Un œdème léger des chevilles et des pieds en fin de journée est courant et bénin. Un œdème brutal du visage, des mains ou des jambes, accompagné de céphalées intenses, de troubles visuels ou d'une douleur épigastrique (barre), doit être évalué en urgence — il peut s'agir d'une prééclampsie. Appelez votre maternité directement.
Pensez à vous lever doucement depuis la position allongée en roulant d'abord sur le côté — cela préserve les muscles abdominaux et limite les douleurs ligamentaires.
Seuil de viabilité – en France, fixé à 22 SA révolues : à partir de cet âge gestationnel, l'enfant né vivant peut bénéficier d'une prise en charge en réanimation néonatale, selon son état et l'avis des équipes médicales et des parents. Les décisions sont individualisées et prises en équipe pluridisciplinaire.
Pyélectasie – dilatation légère du bassinet rénal fœtal, souvent bilatérale. Fréquente et généralement résolutive, mais peut nécessiter un suivi post-natal si elle est importante.
Laparoschisis – malformation de la paroi abdominale fœtale avec hernie des anses intestinales à travers un défect para-ombilical. Dépistée à l'échographie morphologique. Nécessite une prise en charge chirurgicale à la naissance.
Effluvium post-partum – chute de cheveux survenant 2 à 4 mois après l'accouchement, due à la reprise de la chute normale inhibée pendant la grossesse. Transitoire et sans traitement spécifique.
Un placenta bas inséré (ou placenta praevia partiel) à 22 SA signifie que le bord inférieur du placenta se trouve à moins de 20 mm de l'orifice interne du col utérin. C'est relativement fréquent à ce stade — environ 5 % des échographies morphologiques. Dans la grande majorité des cas (environ 90 %), le placenta remonte spontanément avec la croissance de l'utérus et n'est plus bas inséré à terme. Une échographie de contrôle est prescrite autour de 32 SA pour vérifier. Un placenta praevia complet (recouvrant le col) ou persistant à terme nécessite une césarienne programmée.

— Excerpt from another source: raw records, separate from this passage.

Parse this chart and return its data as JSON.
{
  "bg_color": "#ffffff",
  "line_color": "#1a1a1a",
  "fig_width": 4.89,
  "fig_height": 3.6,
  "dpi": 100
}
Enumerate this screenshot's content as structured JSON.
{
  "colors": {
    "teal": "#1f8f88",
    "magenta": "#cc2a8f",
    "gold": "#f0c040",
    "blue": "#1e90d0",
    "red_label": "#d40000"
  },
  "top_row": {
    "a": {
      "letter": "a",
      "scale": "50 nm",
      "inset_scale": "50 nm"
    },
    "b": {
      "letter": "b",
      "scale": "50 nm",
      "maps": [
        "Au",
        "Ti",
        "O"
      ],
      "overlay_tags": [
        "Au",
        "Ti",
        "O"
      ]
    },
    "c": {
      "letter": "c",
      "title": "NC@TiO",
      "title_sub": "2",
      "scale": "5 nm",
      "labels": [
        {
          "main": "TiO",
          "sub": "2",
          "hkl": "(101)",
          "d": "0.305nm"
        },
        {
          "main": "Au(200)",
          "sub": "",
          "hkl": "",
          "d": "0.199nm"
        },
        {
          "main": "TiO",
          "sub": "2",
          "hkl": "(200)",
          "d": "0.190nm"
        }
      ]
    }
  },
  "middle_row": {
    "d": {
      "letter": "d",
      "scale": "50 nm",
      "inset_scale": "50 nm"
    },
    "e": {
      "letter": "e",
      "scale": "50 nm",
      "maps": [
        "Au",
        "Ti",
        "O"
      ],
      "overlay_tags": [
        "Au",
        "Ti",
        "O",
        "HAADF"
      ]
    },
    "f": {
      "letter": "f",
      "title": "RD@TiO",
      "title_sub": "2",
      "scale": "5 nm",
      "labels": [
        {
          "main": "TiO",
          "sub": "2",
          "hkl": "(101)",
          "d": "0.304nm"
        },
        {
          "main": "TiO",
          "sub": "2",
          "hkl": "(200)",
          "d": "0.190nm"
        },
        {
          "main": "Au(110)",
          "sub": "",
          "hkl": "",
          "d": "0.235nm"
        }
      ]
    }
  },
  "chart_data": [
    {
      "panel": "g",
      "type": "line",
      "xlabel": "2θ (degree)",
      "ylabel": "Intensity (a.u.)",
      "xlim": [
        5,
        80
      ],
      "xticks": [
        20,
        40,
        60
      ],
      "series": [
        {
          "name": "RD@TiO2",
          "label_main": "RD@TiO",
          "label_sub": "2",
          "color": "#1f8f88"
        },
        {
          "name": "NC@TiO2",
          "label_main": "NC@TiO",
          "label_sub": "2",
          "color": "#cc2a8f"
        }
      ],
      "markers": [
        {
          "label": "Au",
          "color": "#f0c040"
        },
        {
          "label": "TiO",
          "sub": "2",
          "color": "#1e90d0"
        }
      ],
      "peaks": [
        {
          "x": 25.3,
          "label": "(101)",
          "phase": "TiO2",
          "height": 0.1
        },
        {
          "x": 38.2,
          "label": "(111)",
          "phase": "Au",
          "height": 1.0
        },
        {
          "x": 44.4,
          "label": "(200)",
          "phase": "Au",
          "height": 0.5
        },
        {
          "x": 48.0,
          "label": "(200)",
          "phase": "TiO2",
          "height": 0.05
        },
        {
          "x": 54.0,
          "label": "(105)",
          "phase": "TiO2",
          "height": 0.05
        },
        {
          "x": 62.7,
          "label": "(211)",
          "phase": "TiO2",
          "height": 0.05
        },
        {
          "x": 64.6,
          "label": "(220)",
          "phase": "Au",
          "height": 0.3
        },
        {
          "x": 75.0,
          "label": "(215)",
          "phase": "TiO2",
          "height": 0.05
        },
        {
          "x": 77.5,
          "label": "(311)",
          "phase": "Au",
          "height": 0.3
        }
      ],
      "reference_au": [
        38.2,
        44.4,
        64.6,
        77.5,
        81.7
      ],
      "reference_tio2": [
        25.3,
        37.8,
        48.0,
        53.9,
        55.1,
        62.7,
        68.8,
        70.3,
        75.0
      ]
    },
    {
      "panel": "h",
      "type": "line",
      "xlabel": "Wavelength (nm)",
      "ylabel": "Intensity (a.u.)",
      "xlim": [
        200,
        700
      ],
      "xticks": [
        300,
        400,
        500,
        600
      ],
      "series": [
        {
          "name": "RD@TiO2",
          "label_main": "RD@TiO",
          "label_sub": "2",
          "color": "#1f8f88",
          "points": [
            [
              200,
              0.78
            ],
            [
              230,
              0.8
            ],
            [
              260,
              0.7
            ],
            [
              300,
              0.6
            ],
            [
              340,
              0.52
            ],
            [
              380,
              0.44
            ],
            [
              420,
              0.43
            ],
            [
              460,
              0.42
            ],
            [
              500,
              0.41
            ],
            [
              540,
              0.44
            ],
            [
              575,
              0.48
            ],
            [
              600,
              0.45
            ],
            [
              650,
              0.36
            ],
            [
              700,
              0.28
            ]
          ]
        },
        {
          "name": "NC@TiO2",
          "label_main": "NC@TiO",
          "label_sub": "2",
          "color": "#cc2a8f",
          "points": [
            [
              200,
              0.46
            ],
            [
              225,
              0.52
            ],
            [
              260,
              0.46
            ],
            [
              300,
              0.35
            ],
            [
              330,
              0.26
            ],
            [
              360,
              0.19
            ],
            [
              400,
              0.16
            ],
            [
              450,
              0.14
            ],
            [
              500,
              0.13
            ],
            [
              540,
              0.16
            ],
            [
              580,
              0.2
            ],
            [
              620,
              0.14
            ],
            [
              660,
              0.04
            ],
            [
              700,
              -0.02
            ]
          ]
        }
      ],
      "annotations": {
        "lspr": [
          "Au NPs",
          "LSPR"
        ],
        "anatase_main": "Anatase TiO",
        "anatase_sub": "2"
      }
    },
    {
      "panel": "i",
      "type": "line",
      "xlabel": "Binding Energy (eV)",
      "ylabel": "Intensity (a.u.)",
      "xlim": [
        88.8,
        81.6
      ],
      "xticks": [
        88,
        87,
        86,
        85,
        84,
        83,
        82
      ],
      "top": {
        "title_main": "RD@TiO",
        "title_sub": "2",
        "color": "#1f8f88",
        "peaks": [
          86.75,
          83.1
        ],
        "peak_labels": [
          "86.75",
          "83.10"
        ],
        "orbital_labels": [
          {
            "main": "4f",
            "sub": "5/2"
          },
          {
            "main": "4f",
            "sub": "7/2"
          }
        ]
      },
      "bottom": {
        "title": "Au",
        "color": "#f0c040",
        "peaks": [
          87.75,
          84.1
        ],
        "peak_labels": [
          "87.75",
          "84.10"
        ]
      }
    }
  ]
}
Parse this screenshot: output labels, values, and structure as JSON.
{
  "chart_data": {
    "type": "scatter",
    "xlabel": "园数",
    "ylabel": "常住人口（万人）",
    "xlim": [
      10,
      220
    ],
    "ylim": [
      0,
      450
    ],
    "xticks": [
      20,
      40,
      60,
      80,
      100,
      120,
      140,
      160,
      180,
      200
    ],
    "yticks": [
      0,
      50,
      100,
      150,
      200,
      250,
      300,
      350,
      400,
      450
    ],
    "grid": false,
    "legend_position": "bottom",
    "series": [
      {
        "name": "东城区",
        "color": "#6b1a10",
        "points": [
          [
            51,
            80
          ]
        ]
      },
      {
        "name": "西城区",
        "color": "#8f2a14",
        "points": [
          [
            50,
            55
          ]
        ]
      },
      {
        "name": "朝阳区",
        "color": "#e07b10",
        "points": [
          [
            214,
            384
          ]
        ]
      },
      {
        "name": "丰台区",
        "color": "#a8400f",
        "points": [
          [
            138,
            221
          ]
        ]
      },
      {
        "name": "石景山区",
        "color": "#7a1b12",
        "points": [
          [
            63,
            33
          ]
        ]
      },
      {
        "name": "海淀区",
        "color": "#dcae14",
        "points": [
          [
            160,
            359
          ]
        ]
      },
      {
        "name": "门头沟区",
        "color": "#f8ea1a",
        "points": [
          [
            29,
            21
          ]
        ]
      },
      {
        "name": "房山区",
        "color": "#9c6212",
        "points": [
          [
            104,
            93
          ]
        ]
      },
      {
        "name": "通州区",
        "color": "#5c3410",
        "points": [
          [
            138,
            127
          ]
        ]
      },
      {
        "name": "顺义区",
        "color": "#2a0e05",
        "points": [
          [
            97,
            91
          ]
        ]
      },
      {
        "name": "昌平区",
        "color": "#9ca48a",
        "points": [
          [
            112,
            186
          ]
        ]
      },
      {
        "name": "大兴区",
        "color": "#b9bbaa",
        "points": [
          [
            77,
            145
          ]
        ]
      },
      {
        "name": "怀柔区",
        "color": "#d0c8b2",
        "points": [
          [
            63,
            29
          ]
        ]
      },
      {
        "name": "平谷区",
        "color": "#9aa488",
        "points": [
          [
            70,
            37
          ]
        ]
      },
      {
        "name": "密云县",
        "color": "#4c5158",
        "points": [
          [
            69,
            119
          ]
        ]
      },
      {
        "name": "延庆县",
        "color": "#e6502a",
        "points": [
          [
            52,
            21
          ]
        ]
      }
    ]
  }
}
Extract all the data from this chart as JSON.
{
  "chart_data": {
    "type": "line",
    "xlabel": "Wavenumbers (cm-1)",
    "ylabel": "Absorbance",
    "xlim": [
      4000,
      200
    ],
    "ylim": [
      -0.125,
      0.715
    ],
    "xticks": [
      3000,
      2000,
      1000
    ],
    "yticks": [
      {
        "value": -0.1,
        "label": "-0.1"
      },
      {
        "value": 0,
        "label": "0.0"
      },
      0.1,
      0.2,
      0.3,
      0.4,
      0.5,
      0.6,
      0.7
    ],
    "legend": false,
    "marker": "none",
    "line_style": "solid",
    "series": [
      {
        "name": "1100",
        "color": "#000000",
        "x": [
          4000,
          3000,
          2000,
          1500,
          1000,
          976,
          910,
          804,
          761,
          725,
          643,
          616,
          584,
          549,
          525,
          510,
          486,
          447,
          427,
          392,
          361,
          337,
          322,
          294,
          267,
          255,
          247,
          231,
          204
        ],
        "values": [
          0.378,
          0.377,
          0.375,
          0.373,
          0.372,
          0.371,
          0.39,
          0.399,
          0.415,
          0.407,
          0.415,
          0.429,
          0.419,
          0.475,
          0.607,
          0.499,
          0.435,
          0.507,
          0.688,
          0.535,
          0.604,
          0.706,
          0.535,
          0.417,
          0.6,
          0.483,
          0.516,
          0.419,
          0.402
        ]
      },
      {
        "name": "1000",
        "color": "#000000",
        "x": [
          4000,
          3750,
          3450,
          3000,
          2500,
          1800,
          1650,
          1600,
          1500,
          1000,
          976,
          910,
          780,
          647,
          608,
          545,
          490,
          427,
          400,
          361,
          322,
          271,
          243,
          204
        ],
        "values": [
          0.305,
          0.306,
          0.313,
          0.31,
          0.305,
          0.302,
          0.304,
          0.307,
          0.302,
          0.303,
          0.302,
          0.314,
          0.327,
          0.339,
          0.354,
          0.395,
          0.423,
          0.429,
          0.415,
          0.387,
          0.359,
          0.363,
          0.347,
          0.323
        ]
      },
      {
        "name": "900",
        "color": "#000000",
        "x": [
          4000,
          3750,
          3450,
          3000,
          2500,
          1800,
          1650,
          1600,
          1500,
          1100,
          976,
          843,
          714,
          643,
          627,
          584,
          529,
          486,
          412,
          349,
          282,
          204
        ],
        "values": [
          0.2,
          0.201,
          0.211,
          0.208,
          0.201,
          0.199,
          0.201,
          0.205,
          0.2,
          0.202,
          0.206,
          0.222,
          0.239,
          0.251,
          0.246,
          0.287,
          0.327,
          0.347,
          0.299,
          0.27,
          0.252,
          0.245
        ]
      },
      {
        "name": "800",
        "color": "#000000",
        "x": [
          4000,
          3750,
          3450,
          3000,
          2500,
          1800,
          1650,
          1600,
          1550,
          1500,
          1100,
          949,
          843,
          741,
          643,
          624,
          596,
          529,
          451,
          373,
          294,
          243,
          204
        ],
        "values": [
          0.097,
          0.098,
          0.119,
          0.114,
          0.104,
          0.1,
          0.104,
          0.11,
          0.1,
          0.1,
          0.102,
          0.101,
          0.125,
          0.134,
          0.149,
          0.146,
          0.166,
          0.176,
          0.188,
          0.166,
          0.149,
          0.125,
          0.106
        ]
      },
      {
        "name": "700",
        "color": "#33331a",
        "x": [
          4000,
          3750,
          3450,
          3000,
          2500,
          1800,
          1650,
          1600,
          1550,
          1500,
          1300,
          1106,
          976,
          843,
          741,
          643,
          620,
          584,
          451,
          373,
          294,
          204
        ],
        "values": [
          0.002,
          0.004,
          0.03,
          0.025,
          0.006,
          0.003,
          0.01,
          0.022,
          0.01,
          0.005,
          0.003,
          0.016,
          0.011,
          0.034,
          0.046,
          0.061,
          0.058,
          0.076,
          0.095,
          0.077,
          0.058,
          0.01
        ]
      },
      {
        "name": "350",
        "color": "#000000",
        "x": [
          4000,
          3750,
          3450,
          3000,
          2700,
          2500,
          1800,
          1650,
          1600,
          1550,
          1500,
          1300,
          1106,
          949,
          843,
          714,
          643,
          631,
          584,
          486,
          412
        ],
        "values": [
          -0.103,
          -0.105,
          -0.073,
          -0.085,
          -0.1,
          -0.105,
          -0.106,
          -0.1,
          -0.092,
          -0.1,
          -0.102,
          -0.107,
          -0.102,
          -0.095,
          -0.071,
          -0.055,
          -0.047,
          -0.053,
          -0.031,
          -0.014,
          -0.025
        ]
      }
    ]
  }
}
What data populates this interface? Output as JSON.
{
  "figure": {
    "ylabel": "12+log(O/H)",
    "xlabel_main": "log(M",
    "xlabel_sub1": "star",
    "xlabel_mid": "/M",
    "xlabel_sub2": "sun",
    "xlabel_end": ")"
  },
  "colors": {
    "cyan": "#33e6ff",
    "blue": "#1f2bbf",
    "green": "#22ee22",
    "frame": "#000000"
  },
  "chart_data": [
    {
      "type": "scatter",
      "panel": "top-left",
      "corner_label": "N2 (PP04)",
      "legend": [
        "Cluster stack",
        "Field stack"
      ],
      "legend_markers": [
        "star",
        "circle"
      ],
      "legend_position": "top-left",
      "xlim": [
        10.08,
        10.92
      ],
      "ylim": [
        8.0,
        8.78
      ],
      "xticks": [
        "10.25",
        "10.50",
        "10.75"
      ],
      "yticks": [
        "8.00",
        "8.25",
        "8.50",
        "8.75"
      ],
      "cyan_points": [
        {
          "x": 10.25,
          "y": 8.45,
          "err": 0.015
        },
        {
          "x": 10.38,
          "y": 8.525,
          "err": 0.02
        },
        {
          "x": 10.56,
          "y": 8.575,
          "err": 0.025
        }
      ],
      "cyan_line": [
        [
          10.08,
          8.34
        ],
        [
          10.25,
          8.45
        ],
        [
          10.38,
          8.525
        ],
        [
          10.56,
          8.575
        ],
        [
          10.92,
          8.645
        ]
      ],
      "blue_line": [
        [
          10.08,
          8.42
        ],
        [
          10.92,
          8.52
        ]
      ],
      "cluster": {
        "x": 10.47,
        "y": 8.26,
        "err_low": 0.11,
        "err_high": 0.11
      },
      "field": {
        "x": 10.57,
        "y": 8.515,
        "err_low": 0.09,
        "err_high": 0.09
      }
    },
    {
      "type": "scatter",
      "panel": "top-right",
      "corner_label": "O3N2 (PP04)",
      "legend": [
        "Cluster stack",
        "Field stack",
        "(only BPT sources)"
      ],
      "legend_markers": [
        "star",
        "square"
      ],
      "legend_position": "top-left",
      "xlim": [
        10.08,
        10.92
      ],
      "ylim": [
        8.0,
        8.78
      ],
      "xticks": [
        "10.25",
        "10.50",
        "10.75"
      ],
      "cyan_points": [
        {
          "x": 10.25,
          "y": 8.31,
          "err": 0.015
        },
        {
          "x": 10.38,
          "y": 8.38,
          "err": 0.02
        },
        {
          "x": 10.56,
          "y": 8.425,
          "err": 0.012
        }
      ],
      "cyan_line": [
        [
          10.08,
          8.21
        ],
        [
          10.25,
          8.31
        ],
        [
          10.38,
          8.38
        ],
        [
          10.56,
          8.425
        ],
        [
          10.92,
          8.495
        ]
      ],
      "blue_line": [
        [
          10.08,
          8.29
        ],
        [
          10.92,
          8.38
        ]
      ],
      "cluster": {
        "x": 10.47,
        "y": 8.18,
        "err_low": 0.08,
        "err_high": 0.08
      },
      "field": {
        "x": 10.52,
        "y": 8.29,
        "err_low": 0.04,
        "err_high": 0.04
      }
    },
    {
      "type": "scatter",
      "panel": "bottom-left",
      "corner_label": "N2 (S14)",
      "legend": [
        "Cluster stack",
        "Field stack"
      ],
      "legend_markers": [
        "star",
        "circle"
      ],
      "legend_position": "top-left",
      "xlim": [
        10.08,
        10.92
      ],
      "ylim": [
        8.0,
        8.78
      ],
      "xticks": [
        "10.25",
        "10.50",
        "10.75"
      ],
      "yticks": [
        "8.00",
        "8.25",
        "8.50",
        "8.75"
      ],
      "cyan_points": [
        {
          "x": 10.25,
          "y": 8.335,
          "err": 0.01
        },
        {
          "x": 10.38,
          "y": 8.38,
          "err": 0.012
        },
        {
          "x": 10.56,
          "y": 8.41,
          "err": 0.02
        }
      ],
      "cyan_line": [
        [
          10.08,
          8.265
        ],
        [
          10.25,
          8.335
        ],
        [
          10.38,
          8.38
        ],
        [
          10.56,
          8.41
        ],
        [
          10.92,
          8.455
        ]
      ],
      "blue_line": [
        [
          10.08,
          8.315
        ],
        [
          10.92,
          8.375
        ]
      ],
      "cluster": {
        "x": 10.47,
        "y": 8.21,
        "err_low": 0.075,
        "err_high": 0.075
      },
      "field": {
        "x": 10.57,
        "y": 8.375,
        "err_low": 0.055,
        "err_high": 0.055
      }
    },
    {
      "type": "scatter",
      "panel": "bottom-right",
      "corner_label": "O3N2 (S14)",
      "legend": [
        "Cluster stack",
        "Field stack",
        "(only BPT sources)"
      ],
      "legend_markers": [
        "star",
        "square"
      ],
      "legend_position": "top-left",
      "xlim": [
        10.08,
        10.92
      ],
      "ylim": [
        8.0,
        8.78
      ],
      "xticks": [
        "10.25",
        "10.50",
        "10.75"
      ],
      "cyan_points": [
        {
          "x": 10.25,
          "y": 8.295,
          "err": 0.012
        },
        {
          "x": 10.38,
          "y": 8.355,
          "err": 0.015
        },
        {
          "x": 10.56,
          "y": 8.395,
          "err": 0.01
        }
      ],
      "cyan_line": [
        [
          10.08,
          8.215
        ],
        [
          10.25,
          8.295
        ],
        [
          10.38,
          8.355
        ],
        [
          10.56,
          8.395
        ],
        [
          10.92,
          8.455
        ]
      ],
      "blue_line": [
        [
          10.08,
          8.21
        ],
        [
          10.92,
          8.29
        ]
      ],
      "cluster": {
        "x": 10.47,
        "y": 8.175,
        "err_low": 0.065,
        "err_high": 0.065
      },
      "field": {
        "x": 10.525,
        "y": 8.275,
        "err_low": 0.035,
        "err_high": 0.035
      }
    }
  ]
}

Si l'échographie morphologique révèle une anomalie ou une image suspecte, vous serez orientée vers un CPDPN (Centre Pluridisciplinaire de Diagnostic Prénatal). Cette équipe spécialisée — obstétriciens, généticiens, pédiatres, chirurgiens pédiatriques — analyse la situation et vous propose un plan de prise en charge adapté : examens complémentaires (amniocentèse, IRM fœtale, échocardiographie), surveillance renforcée ou, si l'anomalie est sévère, un accompagnement pour une décision éclairée sur la poursuite de la grossesse. Toutes les décisions vous appartiennent, dans un cadre d'information et de soutien psychologique.
Pendant la grossesse, les œstrogènes prolongent la phase de croissance du cheveu (phase anagène) et réduisent la chute normale. À l'accouchement, la chute hormonale brutale libère tous les cheveux qui auraient dû tomber pendant 9 mois — d'où l'effluvium post-partum, une chute de cheveux intense qui survient 2 à 4 mois après l'accouchement. Ce phénomène est temporaire : les cheveux repoussent normalement en 6 à 12 mois. Il n'existe pas de traitement spécifique — un bilan sanguin (fer, TSH) peut être utile pour exclure une carence ou une thyroïdite post-partum.